A titre d'exemple : pour une incidence professionnelle, il ne suffit pas de dire que la victime souffre au travail, il convient de justifier d'une adaptation de son poste de travail ou carrément d'une inaptitude au poste en rapportant les fiches de la médecine du travail par exemple. Sans cela, lors de la réunion d'expertise, le médecin de la compagnie refusera catégoriquement de retenir cette incidence professionnelle. Dans l'hypothèse où même devant l'évidence, le médecin de la compagnie ne veut pas retenir ce préjudice, l'avocat devra conseiller la victime en lui indiquant que ce poste peut être chiffré à tel montant et qu'il est opportun de poursuivre la compagnie pour obtenir gain de cause.
J'ai eu le cas dans un dossier où un jeune homme travaillant dans la restauration depuis 10 ans a subi une fracture de la rotule rendant son activité extrêmement pénible au point que la médecin du travail l'a déclaré inapte. Pour autant, la compagnie a chiffré ce poste de façon totalement dérisoire alors même que le préjudice était très lourd pour la victime contrainte de se former dans un autre domaine professionnel. J'ai conseillé à la victime de ne pas en rester là et d'en référer au juge qui nous a donné gain de cause en multipliant l'offre initiale de la compagnie par 7.
L'avocat a donc un rôle juridique permettant d'avoir toujours la possibilité de tenter de contraindre la compagnie :
L'avocat dispose d'une épée de Damoclès pour contraindre la compagnie quand la victime est dans son bon droit. En effet, si la victime est seule face la compagnie, cette dernière peut lui imposer des choix sans que la victime n'est la moindre possibilité de se défendre. Dans l'hypothèse où la compagnie est de mauvaise foi, être accompagné d'un avocat permet de rappeler à la compagnie que nous avons la possibilité de saisir le juge pour qu'il tranche.

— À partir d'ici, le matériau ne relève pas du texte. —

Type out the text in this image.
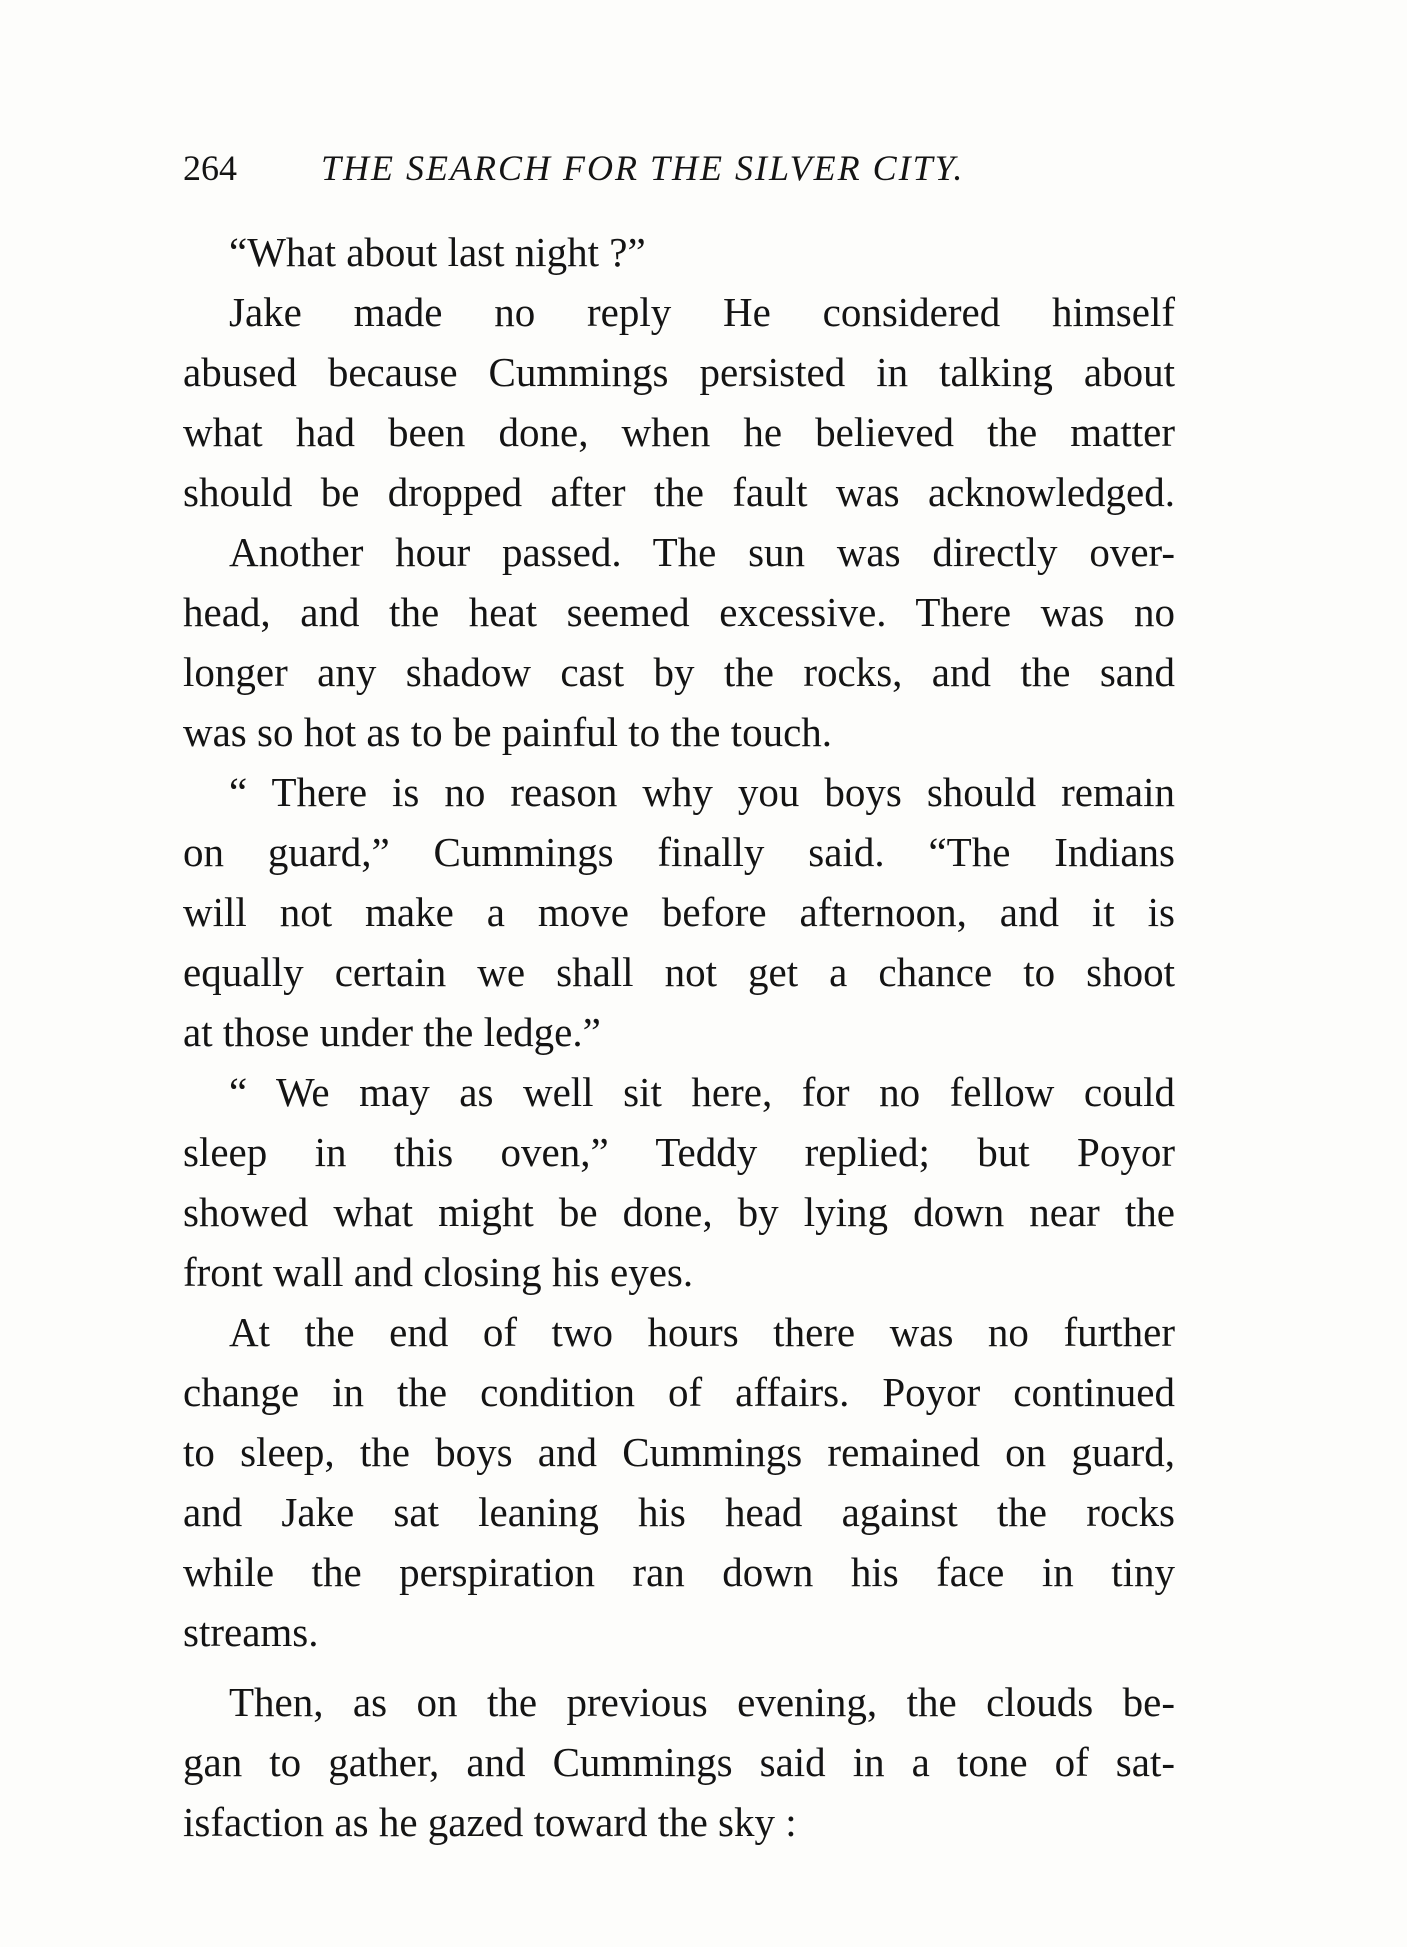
264 THE SEARCH FOR THE SILVER CITY.
“What about last night ?”
Jake made no reply He considered himself
abused because Cummings persisted in talking about
what had been done, when he believed the matter
should be dropped after the fault was acknowledged.
Another hour passed. The sun was directly over-
head, and the heat seemed excessive. There was no
longer any shadow cast by the rocks, and the sand
was so hot as to be painful to the touch.
“ There is no reason why you boys should remain
on guard,” Cummings finally said. “The Indians
will not make a move before afternoon, and it is
equally certain we shall not get a chance to shoot
at those under the ledge.”
“ We may as well sit here, for no fellow could
sleep in this oven,” Teddy replied; but Poyor
showed what might be done, by lying down near the
front wall and closing his eyes.
At the end of two hours there was no further
change in the condition of affairs. Poyor continued
to sleep, the boys and Cummings remained on guard,
and Jake sat leaning his head against the rocks
while the perspiration ran down his face in tiny
streams.
Then, as on the previous evening, the clouds be-
gan to gather, and Cummings said in a tone of sat-
isfaction as he gazed toward the sky :
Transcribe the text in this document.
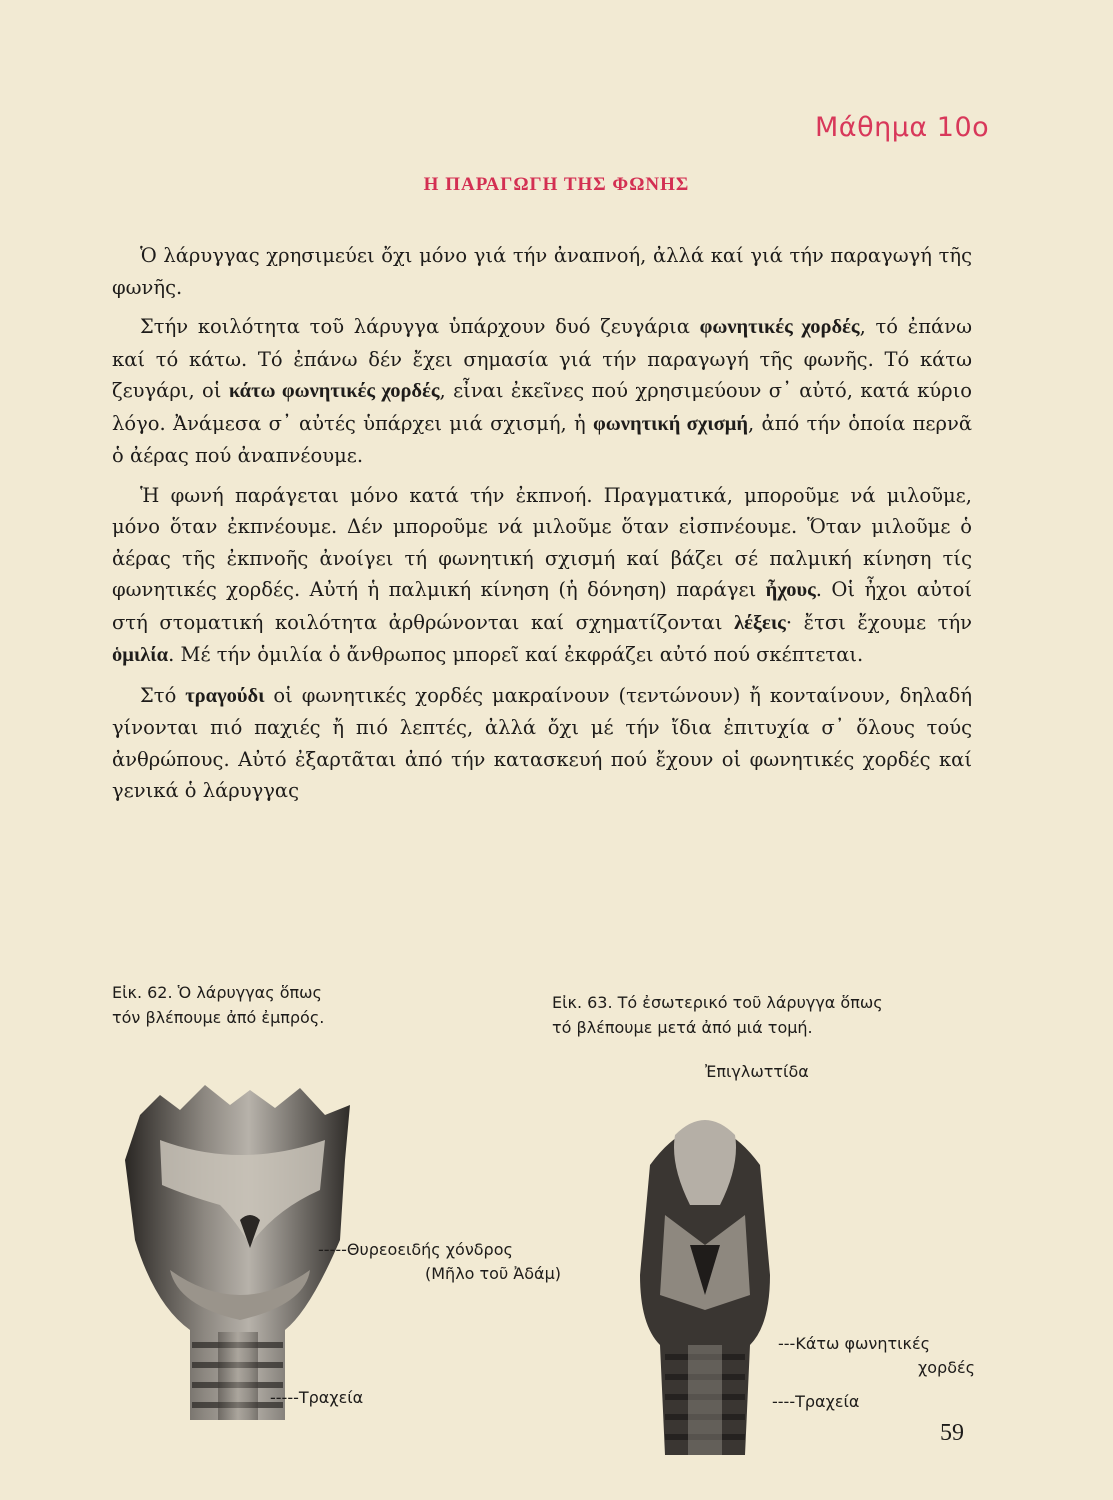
Μάθημα 10ο
Η ΠΑΡΑΓΩΓΗ ΤΗΣ ΦΩΝΗΣ

Ὁ λάρυγγας χρησιμεύει ὄχι μόνο γιά τήν ἀναπνοή, ἀλλά καί γιά τήν παραγωγή τῆς φωνῆς.

Στήν κοιλότητα τοῦ λάρυγγα ὑπάρχουν δυό ζευγάρια φωνητικές χορδές, τό ἐπάνω καί τό κάτω. Τό ἐπάνω δέν ἔχει σημασία γιά τήν παραγωγή τῆς φωνῆς. Τό κάτω ζευγάρι, οἱ κάτω φωνητικές χορδές, εἶναι ἐκεῖνες πού χρησιμεύουν σ᾽ αὐτό, κατά κύριο λόγο. Ἀνάμεσα σ᾽ αὐτές ὑπάρχει μιά σχισμή, ἡ φωνητική σχισμή, ἀπό τήν ὁποία περνᾶ ὁ ἀέρας πού ἀναπνέουμε.

Ἡ φωνή παράγεται μόνο κατά τήν ἐκπνοή. Πραγματικά, μποροῦμε νά μιλοῦμε, μόνο ὅταν ἐκπνέουμε. Δέν μποροῦμε νά μιλοῦμε ὅταν εἰσπνέουμε. Ὅταν μιλοῦμε ὁ ἀέρας τῆς ἐκπνοῆς ἀνοίγει τή φωνητική σχισμή καί βάζει σέ παλμική κίνηση τίς φωνητικές χορδές. Αὐτή ἡ παλμική κίνηση (ἡ δόνηση) παράγει ἦχους. Οἱ ἦχοι αὐτοί στή στοματική κοιλότητα ἀρθρώνονται καί σχηματίζονται λέξεις· ἔτσι ἔχουμε τήν ὁμιλία. Μέ τήν ὁμιλία ὁ ἄνθρωπος μπορεῖ καί ἐκφράζει αὐτό πού σκέπτεται.

Στό τραγούδι οἱ φωνητικές χορδές μακραίνουν (τεντώνουν) ἤ κονταίνουν, δηλαδή γίνονται πιό παχιές ἤ πιό λεπτές, ἀλλά ὄχι μέ τήν ἴδια ἐπιτυχία σ᾽ ὅλους τούς ἀνθρώπους. Αὐτό ἐξαρτᾶται ἀπό τήν κατασκευή πού ἔχουν οἱ φωνητικές χορδές καί γενικά ὁ λάρυγγας

Εἰκ. 62. Ὁ λάρυγγας ὅπως
τόν βλέπουμε ἀπό ἐμπρός.
Εἰκ. 63. Τό ἐσωτερικό τοῦ λάρυγγα ὅπως
τό βλέπουμε μετά ἀπό μιά τομή.
-----Θυρεοειδής χόνδρος
(Μῆλο τοῦ Ἀδάμ)
-----Τραχεία
Ἐπιγλωττίδα
---Κάτω φωνητικές
χορδές
----Τραχεία
59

La cour de cassation a rappelé récemment dans un arrêt de principe que les conseils en matière de réparation des dommages corporels étaient EXCLUSIVEMENT réservés aux avocats. En effet, la profession d'experts d'assurés ou d'experts en assurance est désormais considéré comme illégale. Ce n'est pas une profession réglementée, aucun diplôme n'est nécessaire et chacun s'improvise conseiller en dommages corporels. Attention aux escroqueries qui sont nombreuses dans ce domaine.
Attention également au système d'algorithme mise en place qui serait une machine qui établirait le montant de l'indemnisation de la victime sans prendre en compte les cas particuliers et le principe de l'indemnisation personnalisée de la victime. En effet, par exemple, pour une évaluation des souffrances endurées à 3/7 toutes les victimes toucheraient exactement le même montant, alors que pour une même évaluation, le contexte de souffrances de la victime peut être très différent selon qu'il s'agit d'un accident de la circulation ou d'une agression physique violente... il s'agit là d'une déshumanisation de l'indemnisation du dommage corporel alors même que les avocats de victimes, les médecins de victimes, tout ceux qui s'efforcent de défendre les victimes, se battent chaque jour pour faire en sorte que chaque victime soit reconnue en tant que telle avec sa propre histoire.